Identify String Language
Fortunately, the new models are super easy to use, especially compared with the original set of ML Kit models.
All you need to do is get a LanguageIdentification from an instance of FirebaseNaturalLanguage.
val languageIdentifier = FirebaseNaturalLanguage.getInstance().getLanguageIdentification()
Then call languageIdentifier.identifyLanguage and add success and failure listeners. The success method will return the languageCode as a String which will be the language with the highest confidence level over 0.5. If no such language exists, ‘und’ will be returned instead.
languageIdentifier.identifyLanguage(text) .addOnSuccessListener() .addOnFailureListener()
Alternately, you can call languageIdentifier.identifyAllLanguages which will return a list of likely languages of the string as IdentifiedLanguage, an object that contains the language code and its confidence level.
The confidence threshold for a language to be returned in this list is 0.01. Again, if no language meets the threshold, the list will have one item and it’ll be ‘und’.
Change Confidence Thresholds
Optionally, when you call getLanguageIdentification to make the languageIdentifier, you can pass in a FirebaseLanguageIdentificationOptions which you can use to change the confidence thresholds for these methods. The thresholds are separate for the two methods.
val options = FirebaseLanguageIdentificationOptions.Builder() .setIdentifyLanguageConfidenceThreshold(0.3f) .setIdentifyAllLanguagesConfidenceThreshold(0.2f) .build())
Smart Replies
This feature is becoming a trend in many social and email apps including Gmail, LinkedIn, and many SMS apps.
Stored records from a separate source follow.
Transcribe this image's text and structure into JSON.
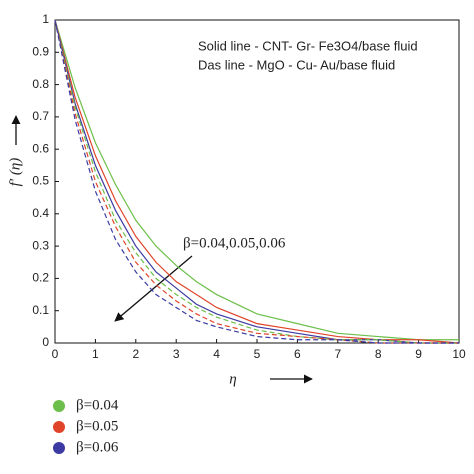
{
  "chart_data": {
    "type": "line",
    "x": [
      0,
      0.5,
      1,
      1.5,
      2,
      2.5,
      3,
      3.5,
      4,
      5,
      6,
      7,
      8,
      9,
      10
    ],
    "series": [
      {
        "color": "#6cbf4a",
        "dash": false,
        "values": [
          1,
          0.79,
          0.62,
          0.49,
          0.38,
          0.3,
          0.24,
          0.19,
          0.15,
          0.09,
          0.06,
          0.03,
          0.02,
          0.01,
          0.01
        ]
      },
      {
        "color": "#e0452a",
        "dash": false,
        "values": [
          1,
          0.76,
          0.58,
          0.44,
          0.33,
          0.25,
          0.19,
          0.15,
          0.11,
          0.06,
          0.04,
          0.02,
          0.01,
          0.01,
          0
        ]
      },
      {
        "color": "#3b3ba3",
        "dash": false,
        "values": [
          1,
          0.74,
          0.55,
          0.41,
          0.3,
          0.22,
          0.17,
          0.12,
          0.09,
          0.05,
          0.03,
          0.01,
          0.01,
          0,
          0
        ]
      },
      {
        "color": "#6cbf4a",
        "dash": true,
        "values": [
          1,
          0.73,
          0.53,
          0.38,
          0.28,
          0.2,
          0.15,
          0.11,
          0.08,
          0.04,
          0.02,
          0.01,
          0.01,
          0,
          0
        ]
      },
      {
        "color": "#e0452a",
        "dash": true,
        "values": [
          1,
          0.71,
          0.5,
          0.36,
          0.25,
          0.18,
          0.13,
          0.09,
          0.06,
          0.03,
          0.02,
          0.01,
          0,
          0,
          0
        ]
      },
      {
        "color": "#3b3ba3",
        "dash": true,
        "values": [
          1,
          0.69,
          0.47,
          0.32,
          0.22,
          0.15,
          0.11,
          0.07,
          0.05,
          0.02,
          0.01,
          0.01,
          0,
          0,
          0
        ]
      }
    ],
    "legend": [
      {
        "name": "β=0.04",
        "color": "#6cbf4a"
      },
      {
        "name": "β=0.05",
        "color": "#e0452a"
      },
      {
        "name": "β=0.06",
        "color": "#3b3ba3"
      }
    ],
    "xlim": [
      0,
      10
    ],
    "xticks": [
      0,
      1,
      2,
      3,
      4,
      5,
      6,
      7,
      8,
      9,
      10
    ],
    "ylim": [
      0,
      1
    ],
    "yticks": [
      0,
      0.1,
      0.2,
      0.3,
      0.4,
      0.5,
      0.6,
      0.7,
      0.8,
      0.9,
      1
    ],
    "xlabel": "η",
    "ylabel": "f′ (η)",
    "annotations": [
      "Solid line - CNT- Gr- Fe3O4/base fluid",
      "Das line - MgO - Cu- Au/base fluid",
      "β=0.04,0.05,0.06"
    ]
  }
}
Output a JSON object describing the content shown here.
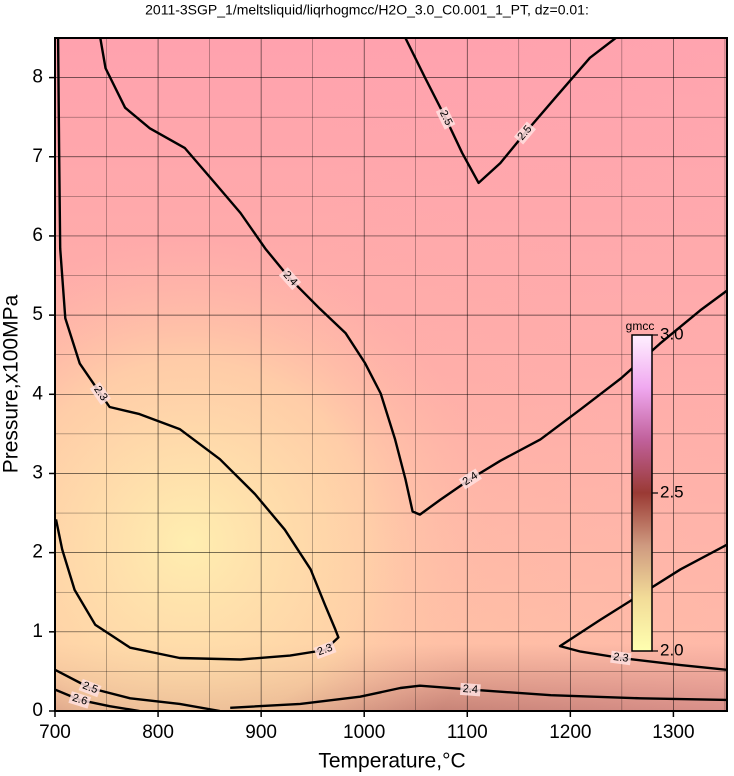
{
  "chart_data": {
    "type": "contour",
    "title": "2011-3SGP_1/meltsliquid/liqrhogmcc/H2O_3.0_C0.001_1_PT, dz=0.01:",
    "xlabel": "Temperature,°C",
    "ylabel": "Pressure,x100MPa",
    "xlim": [
      700,
      1352
    ],
    "ylim": [
      0,
      8.5
    ],
    "xticks": [
      700,
      800,
      900,
      1000,
      1100,
      1200,
      1300
    ],
    "yticks": [
      0,
      1,
      2,
      3,
      4,
      5,
      6,
      7,
      8
    ],
    "xminorticks": [
      750,
      850,
      950,
      1050,
      1150,
      1250,
      1350
    ],
    "yminorticks": [
      0.5,
      1.5,
      2.5,
      3.5,
      4.5,
      5.5,
      6.5,
      7.5,
      8.5
    ],
    "grid": true,
    "line_color": "#000000",
    "contours": [
      {
        "level": 2.4,
        "x": [
          744,
          749,
          768,
          792,
          826,
          855,
          880,
          904,
          928,
          957,
          982,
          1001,
          1016,
          1030,
          1040,
          1047,
          1054,
          1074,
          1103,
          1132,
          1171,
          1210,
          1249,
          1287,
          1326,
          1352
        ],
        "y": [
          8.5,
          8.12,
          7.62,
          7.36,
          7.11,
          6.67,
          6.29,
          5.84,
          5.46,
          5.08,
          4.77,
          4.39,
          4.01,
          3.43,
          2.93,
          2.52,
          2.48,
          2.67,
          2.93,
          3.16,
          3.43,
          3.81,
          4.2,
          4.64,
          5.06,
          5.31
        ]
      },
      {
        "level": 2.5,
        "x": [
          1040,
          1059,
          1079,
          1095,
          1111,
          1132,
          1156,
          1185,
          1219,
          1244
        ],
        "y": [
          8.5,
          8.0,
          7.49,
          7.05,
          6.67,
          6.92,
          7.3,
          7.74,
          8.25,
          8.5
        ]
      },
      {
        "level": 2.3,
        "x": [
          703,
          704,
          705,
          710,
          724,
          744,
          753,
          782,
          821,
          860,
          894,
          923,
          948,
          962,
          972,
          975,
          962,
          928,
          880,
          821,
          773,
          739,
          719,
          707,
          701
        ],
        "y": [
          8.5,
          7.11,
          5.84,
          4.96,
          4.39,
          4.01,
          3.84,
          3.75,
          3.56,
          3.18,
          2.74,
          2.29,
          1.79,
          1.34,
          1.03,
          0.93,
          0.77,
          0.7,
          0.65,
          0.67,
          0.8,
          1.09,
          1.53,
          2.04,
          2.42
        ]
      },
      {
        "level": 2.3,
        "x": [
          1352,
          1307,
          1268,
          1229,
          1190,
          1210,
          1249,
          1307,
          1352
        ],
        "y": [
          2.1,
          1.79,
          1.47,
          1.15,
          0.82,
          0.75,
          0.67,
          0.58,
          0.52
        ]
      },
      {
        "level": 2.4,
        "x": [
          870,
          938,
          996,
          1035,
          1054,
          1103,
          1181,
          1268,
          1352
        ],
        "y": [
          0.04,
          0.09,
          0.18,
          0.29,
          0.32,
          0.27,
          0.2,
          0.16,
          0.14
        ]
      },
      {
        "level": 2.5,
        "x": [
          700,
          734,
          773,
          821,
          860
        ],
        "y": [
          0.52,
          0.29,
          0.16,
          0.09,
          0.0
        ]
      },
      {
        "level": 2.6,
        "x": [
          700,
          724,
          753,
          782
        ],
        "y": [
          0.27,
          0.14,
          0.06,
          0.0
        ]
      }
    ],
    "colorbar": {
      "label": "gmcc",
      "lim": [
        2,
        3
      ],
      "ticks": [
        {
          "value": 2,
          "label": "2.0"
        },
        2.5,
        {
          "value": 3,
          "label": "3.0"
        }
      ],
      "colors": [
        "#ffffb0",
        "#f2dc98",
        "#cf9a80",
        "#9a3a34",
        "#c0609a",
        "#f0a8f0",
        "#fff0ff"
      ]
    }
  }
}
Firebase Smart Replies generate up to 3 responses based on the last 10 messages from a conversation history.
The model only works for English and will not generate replies for sensitive topics.
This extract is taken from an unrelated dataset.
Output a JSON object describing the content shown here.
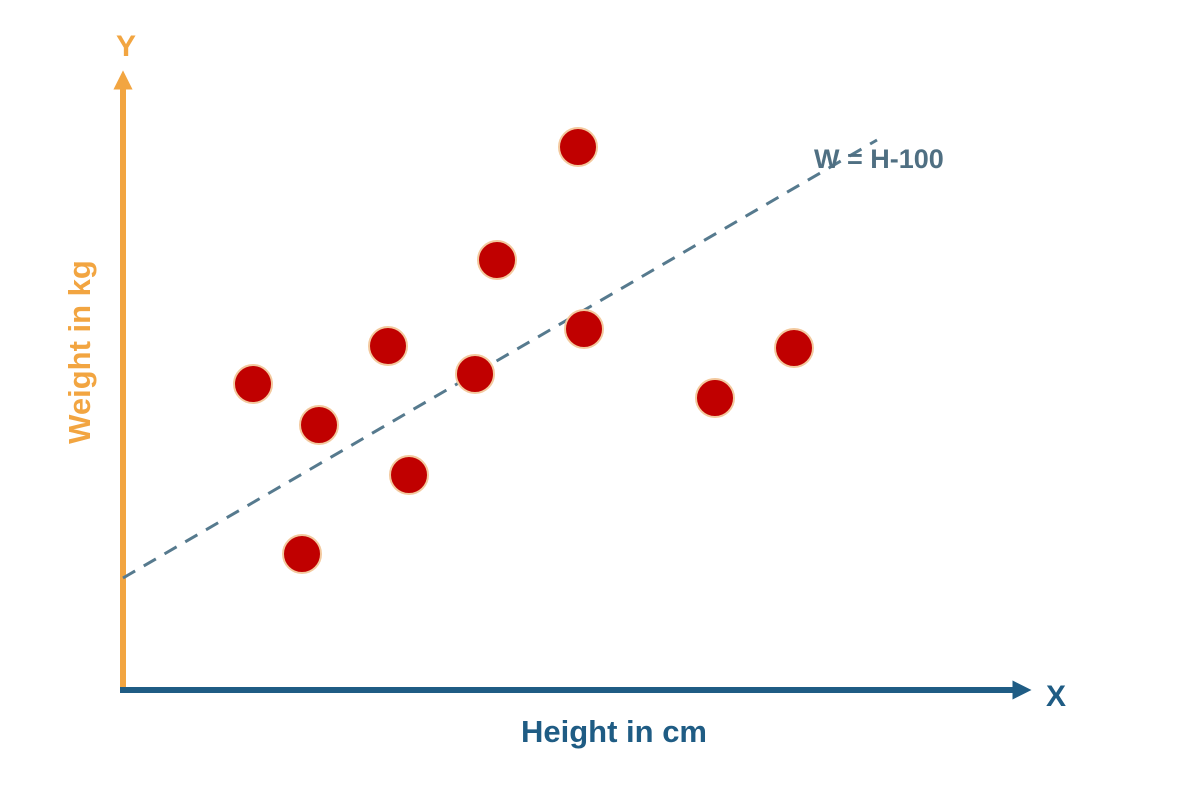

Build the Conversation: A list of FirebaseTextMessages
The conversation you’ll be passing into the Smart Reply object is a List of FirebaseTextMessage. When the user sends a message, add the message by calling FirebaseTextMessage.createForLocalUser, passing in the message and its timestamp.
conversation.add(FirebaseTextMessage.createForLocalUser("heading out now", System.currentTimeMillis()))
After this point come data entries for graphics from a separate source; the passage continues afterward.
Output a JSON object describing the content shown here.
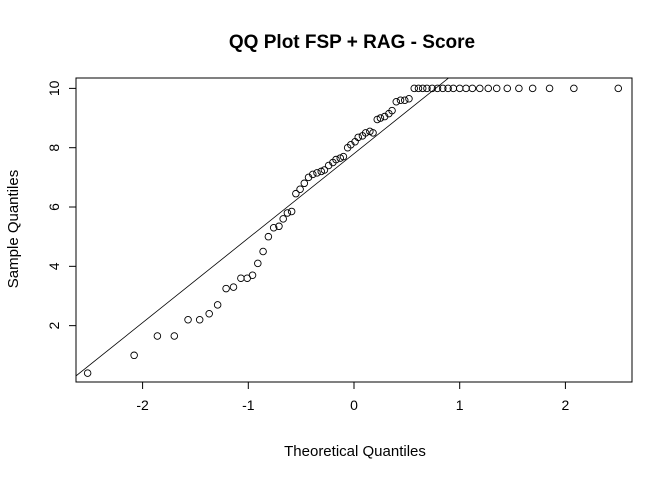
{
  "chart_data": {
    "type": "scatter",
    "subtype": "qq-plot",
    "title": "QQ Plot FSP + RAG - Score",
    "xlabel": "Theoretical Quantiles",
    "ylabel": "Sample Quantiles",
    "xlim": [
      -2.63,
      2.63
    ],
    "ylim": [
      0.1,
      10.35
    ],
    "xticks": [
      -2,
      -1,
      0,
      1,
      2
    ],
    "xtick_labels": [
      "-2",
      "-1",
      "0",
      "1",
      "2"
    ],
    "yticks": [
      2,
      4,
      6,
      8,
      10
    ],
    "ytick_labels": [
      "2",
      "4",
      "6",
      "8",
      "10"
    ],
    "grid": false,
    "reference_line": {
      "slope": 2.85,
      "intercept": 7.8
    },
    "points": [
      {
        "x": -2.52,
        "y": 0.4
      },
      {
        "x": -2.08,
        "y": 1.0
      },
      {
        "x": -1.86,
        "y": 1.65
      },
      {
        "x": -1.7,
        "y": 1.65
      },
      {
        "x": -1.57,
        "y": 2.2
      },
      {
        "x": -1.46,
        "y": 2.2
      },
      {
        "x": -1.37,
        "y": 2.4
      },
      {
        "x": -1.29,
        "y": 2.7
      },
      {
        "x": -1.21,
        "y": 3.25
      },
      {
        "x": -1.14,
        "y": 3.3
      },
      {
        "x": -1.07,
        "y": 3.6
      },
      {
        "x": -1.01,
        "y": 3.6
      },
      {
        "x": -0.96,
        "y": 3.7
      },
      {
        "x": -0.91,
        "y": 4.1
      },
      {
        "x": -0.86,
        "y": 4.5
      },
      {
        "x": -0.81,
        "y": 5.0
      },
      {
        "x": -0.76,
        "y": 5.3
      },
      {
        "x": -0.71,
        "y": 5.35
      },
      {
        "x": -0.67,
        "y": 5.6
      },
      {
        "x": -0.63,
        "y": 5.8
      },
      {
        "x": -0.59,
        "y": 5.85
      },
      {
        "x": -0.55,
        "y": 6.45
      },
      {
        "x": -0.51,
        "y": 6.6
      },
      {
        "x": -0.47,
        "y": 6.8
      },
      {
        "x": -0.43,
        "y": 7.0
      },
      {
        "x": -0.39,
        "y": 7.1
      },
      {
        "x": -0.35,
        "y": 7.15
      },
      {
        "x": -0.31,
        "y": 7.2
      },
      {
        "x": -0.28,
        "y": 7.25
      },
      {
        "x": -0.24,
        "y": 7.4
      },
      {
        "x": -0.2,
        "y": 7.5
      },
      {
        "x": -0.17,
        "y": 7.6
      },
      {
        "x": -0.13,
        "y": 7.65
      },
      {
        "x": -0.1,
        "y": 7.7
      },
      {
        "x": -0.06,
        "y": 8.0
      },
      {
        "x": -0.03,
        "y": 8.1
      },
      {
        "x": 0.01,
        "y": 8.2
      },
      {
        "x": 0.04,
        "y": 8.35
      },
      {
        "x": 0.08,
        "y": 8.4
      },
      {
        "x": 0.11,
        "y": 8.5
      },
      {
        "x": 0.15,
        "y": 8.55
      },
      {
        "x": 0.18,
        "y": 8.5
      },
      {
        "x": 0.22,
        "y": 8.95
      },
      {
        "x": 0.25,
        "y": 9.0
      },
      {
        "x": 0.29,
        "y": 9.05
      },
      {
        "x": 0.33,
        "y": 9.15
      },
      {
        "x": 0.36,
        "y": 9.25
      },
      {
        "x": 0.4,
        "y": 9.55
      },
      {
        "x": 0.44,
        "y": 9.6
      },
      {
        "x": 0.48,
        "y": 9.6
      },
      {
        "x": 0.52,
        "y": 9.65
      },
      {
        "x": 0.57,
        "y": 10
      },
      {
        "x": 0.61,
        "y": 10
      },
      {
        "x": 0.65,
        "y": 10
      },
      {
        "x": 0.69,
        "y": 10
      },
      {
        "x": 0.74,
        "y": 10
      },
      {
        "x": 0.79,
        "y": 10
      },
      {
        "x": 0.84,
        "y": 10
      },
      {
        "x": 0.89,
        "y": 10
      },
      {
        "x": 0.94,
        "y": 10
      },
      {
        "x": 1.0,
        "y": 10
      },
      {
        "x": 1.06,
        "y": 10
      },
      {
        "x": 1.12,
        "y": 10
      },
      {
        "x": 1.19,
        "y": 10
      },
      {
        "x": 1.27,
        "y": 10
      },
      {
        "x": 1.35,
        "y": 10
      },
      {
        "x": 1.45,
        "y": 10
      },
      {
        "x": 1.56,
        "y": 10
      },
      {
        "x": 1.69,
        "y": 10
      },
      {
        "x": 1.85,
        "y": 10
      },
      {
        "x": 2.08,
        "y": 10
      },
      {
        "x": 2.5,
        "y": 10
      }
    ]
  }
}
Then when the user receives a message, call FirebaseTextMessage.createForRemoteUser, passing in the message, timestamp, and a userID to uniquely identify the sender. This userID doesn’t need to correspond to any user data (so it doesn’t have to relate to the Auth UID, though it can) and doesn’t even need to be consistent between separate invocations of the Smart Reply.
conversation.add(FirebaseTextMessage.createForRemoteUser("Are you coming back soon?", System.currentTimeMillis(), userId))
A sample conversation list can look like this:
Timestamp | User ID | Local User? | Message |
---|---|---|---|
Thu Feb 21 13:13:39 PST 2019 | true | are you on your way? | |
Thu Feb 21 13:15:03 PST 2019 | FRIEND0 | false | Running late, sorry! |
Table also stolen from Firebase Docs
Generate the Replies
To generate the suggestions based on the conversation list built, instantiate a FirebaseSmartReply and call suggest, passing in the conversation.
val smartReply = FirebaseNaturalLanguage.getInstance().smartReply smartReply.suggest(conversation)
As per usual, add success and failure listeners. the Success method returns a SmartReplySuggestionResult. This contains a list of strings contained in result.suggestions. You can also use result.getStatus to find out if your operation was successful.
if (result.getStatus() == SmartReplySuggestionResult.STATUS_SUCCESS) val replies = result.suggestions
For the conversation history above, you might get these replies.
- No worries
- ?
- No problem!
Note that 3 is the max number of generated replies. ML Kit might not return results if the model isn’t confident in the relevance of the suggested replies, the input conversation isn’t in English, or if the model detects sensitive subject matter.